Sampling distribution

STAT1003 – Statistical Techniques

Dr. Emi Tanaka

Australian National University

These slides are best viewed on a modern browser like Google Chrome on a desktop or laptop. Some interactive components may require some time to fully load.

Recall: statistical inference

Statistical inference: Infer parameters of a population from a sample from that population.

Population parameters describe populations, e.g. population mean \(\mu\) and population variance \(\sigma^2\).
Population parameters are usually unknown.
To find out more about them, we take a random sample of data.
Calculate statistics from the sample, e.g. sample mean \(\bar{x}\) and sample variance \(s^2\).
Use \(\bar{x}\) and \(s^2\) to estimate \(\mu\) and \(\sigma^2\).

Sampling distribution

Sample statistics, like the sample mean (\(\bar{X}\)) and sample variance (\(S^2\)), are random variables.

Sampling distribution refers to the distribution of a statistic that would arise if we repeatedly took random samples from a population.

Sampling distribution of a sample mean

Expected value of a sample mean

Suppose \(X_1, X_2, \ldots, X_n\) are independent random variables drawn from a population with mean \(\mu\) and finite variance \(\sigma^2\) (we refer to this as independent and identically distributed or i.i.d.).
Then the sample mean \(\bar{X}\) is given by:

\[ \bar{X} = \frac{1}{n}(X_1 + X_2 + \ldots + X_n) \]

The expected value of the sample mean \(\bar{X}\) is equal to the population mean \(\mu\):

\[ \begin{align*} \text{E}(\bar{X}) &= \text{E}\left(\frac{1}{n}(X_1 + X_2 + \ldots + X_n)\right) \\ &= \frac{1}{n}(\text{E}(X_1) + \text{E}(X_2) + \ldots + \text{E}(X_n)) \\ &= \frac{1}{n}(n\mu) = \mu \end{align*} \]

Standard error

The standard error (SE) of a statistic is the standard deviation of its sampling distribution.

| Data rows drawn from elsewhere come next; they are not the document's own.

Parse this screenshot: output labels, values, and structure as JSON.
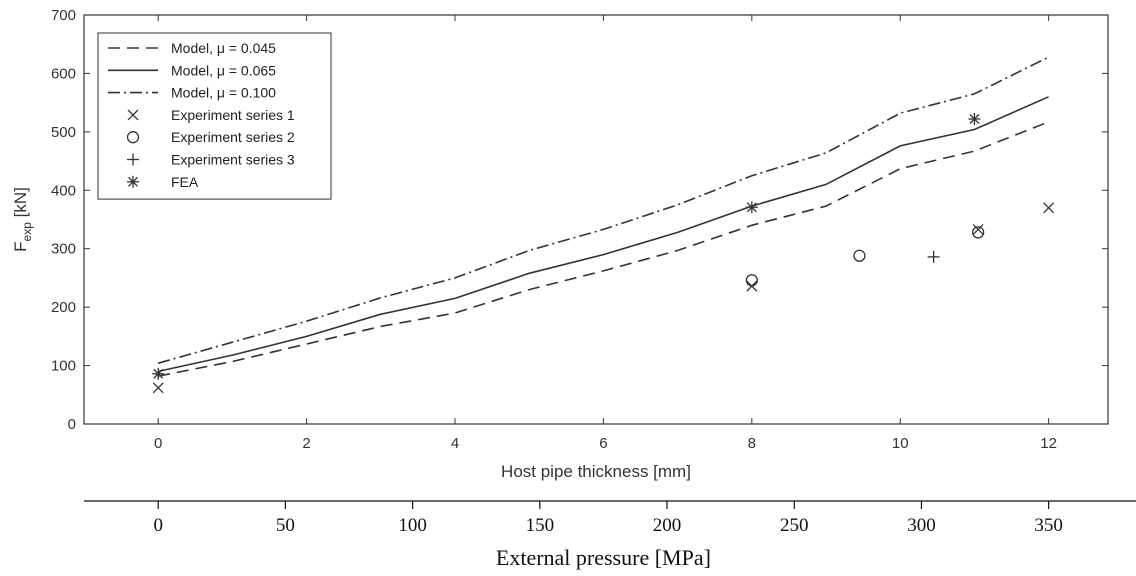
{
  "chart_data": {
    "type": "line",
    "xlabel": "Host pipe thickness [mm]",
    "ylabel_main": "F",
    "ylabel_sub": "exp",
    "ylabel_unit": " [kN]",
    "xlim": [
      -1,
      12.8
    ],
    "ylim": [
      0,
      700
    ],
    "xticks": [
      0,
      2,
      4,
      6,
      8,
      10,
      12
    ],
    "yticks": [
      0,
      100,
      200,
      300,
      400,
      500,
      600,
      700
    ],
    "secondary_axis": {
      "label": "External pressure [MPa]",
      "ticks": [
        0,
        50,
        100,
        150,
        200,
        250,
        300,
        350
      ],
      "mm_per_unit": 0.034286
    },
    "series": [
      {
        "name": "Model, μ = 0.045",
        "kind": "line",
        "dash": "12,7",
        "x": [
          0,
          1,
          2,
          3,
          4,
          5,
          6,
          7,
          8,
          9,
          10,
          11,
          12
        ],
        "y": [
          82,
          107,
          137,
          167,
          190,
          230,
          262,
          297,
          340,
          373,
          437,
          467,
          517
        ]
      },
      {
        "name": "Model, μ = 0.065",
        "kind": "line",
        "dash": "",
        "x": [
          0,
          1,
          2,
          3,
          4,
          5,
          6,
          7,
          8,
          9,
          10,
          11,
          12
        ],
        "y": [
          90,
          118,
          150,
          188,
          215,
          258,
          290,
          328,
          373,
          410,
          476,
          504,
          560
        ]
      },
      {
        "name": "Model, μ = 0.100",
        "kind": "line",
        "dash": "12,4,2,4",
        "x": [
          0,
          1,
          2,
          3,
          4,
          5,
          6,
          7,
          8,
          9,
          10,
          11,
          12
        ],
        "y": [
          104,
          140,
          176,
          216,
          250,
          297,
          333,
          375,
          425,
          464,
          532,
          565,
          628
        ]
      },
      {
        "name": "Experiment series 1",
        "kind": "marker",
        "marker": "x",
        "x": [
          0,
          8,
          11.05,
          12
        ],
        "y": [
          62,
          236,
          333,
          370
        ]
      },
      {
        "name": "Experiment series 2",
        "kind": "marker",
        "marker": "o",
        "x": [
          8,
          9.45,
          11.05
        ],
        "y": [
          246,
          288,
          328
        ]
      },
      {
        "name": "Experiment series 3",
        "kind": "marker",
        "marker": "+",
        "x": [
          10.45
        ],
        "y": [
          286
        ]
      },
      {
        "name": "FEA",
        "kind": "marker",
        "marker": "*",
        "x": [
          0,
          8,
          11
        ],
        "y": [
          86,
          371,
          522
        ]
      }
    ],
    "legend_position": "top-left",
    "grid": false
  }
}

For the sample mean \(\bar{X}\):

\[ \begin{align*} \left[\text{SE}(\bar{X})\right]^2 &= \text{Var}\left(\frac{1}{n}(X_1 + X_2 + \ldots + X_n)\right) \\ &= \frac{1}{n^2}\text{Var}(X_1 + X_2 + \ldots + X_n) \\ &= \frac{\sigma^2}{n} \end{align*} \]

But since \(\sigma\) is usually unknown, we use the sample standard deviation \(s\) to estimate it. Thus, we have \(\widehat{\text{SE}}(\bar{X}) = \dfrac{s}{\sqrt{n}}\).

Exact sampling distribution 1

When dealing with experiments that are random and well-defined in a purely theoretical setting, we are able to find the exact sampling distribution.

Suppose we roll a fair four-sided die and let \(X\) be the number that comes up.
The population can be thought of as an infinite number of rolls of the die.
If we repeatedly draw samples of size 2, i.e., roll the die twice, find the sampling distribution of the sample mean \(\bar{X}\).

The population distribution of \(X\) is:

\(x\)	\(1\)	\(2\)	\(3\)	\(4\)
\(P(X = x)\)	\(\frac{1}{4}\)	\(\frac{1}{4}\)	\(\frac{1}{4}\)	\(\frac{1}{4}\)

\(E(X) = 2.5\) and \(\text{Var}(X) = 1.25\).

Exact sampling distribution 2

How about the sampling distribution for sample mean \(\bar{X}\) when the sample size \(n = 2\)?
The possible values of \(\bar{X}\) are:

First roll	Second roll
First roll	1	2	3	4
1	1.0	1.5	2.0	2.5
2	1.5	2.0	2.5	3.0
3	2.0	2.5	3.0	3.5
4	2.5	3.0	3.5	4.0

The (exact) sampling distribution of \(\bar{X}\) is:

\(\bar{x}\)	\(1\)	\(1.5\)	\(2\)	\(2.5\)	\(3\)	\(3.5\)	\(4\)
\(P(\bar{X} = \bar{x})\)	\(\frac{1}{16}\)	\(\frac{2}{16}\)	\(\frac{3}{16}\)	\(\frac{4}{16}\)	\(\frac{3}{16}\)	\(\frac{2}{16}\)	\(\frac{1}{16}\)

\(E(\bar{X}) = 2.5\) and \(\text{Var}(\bar{X}) = 0.625\).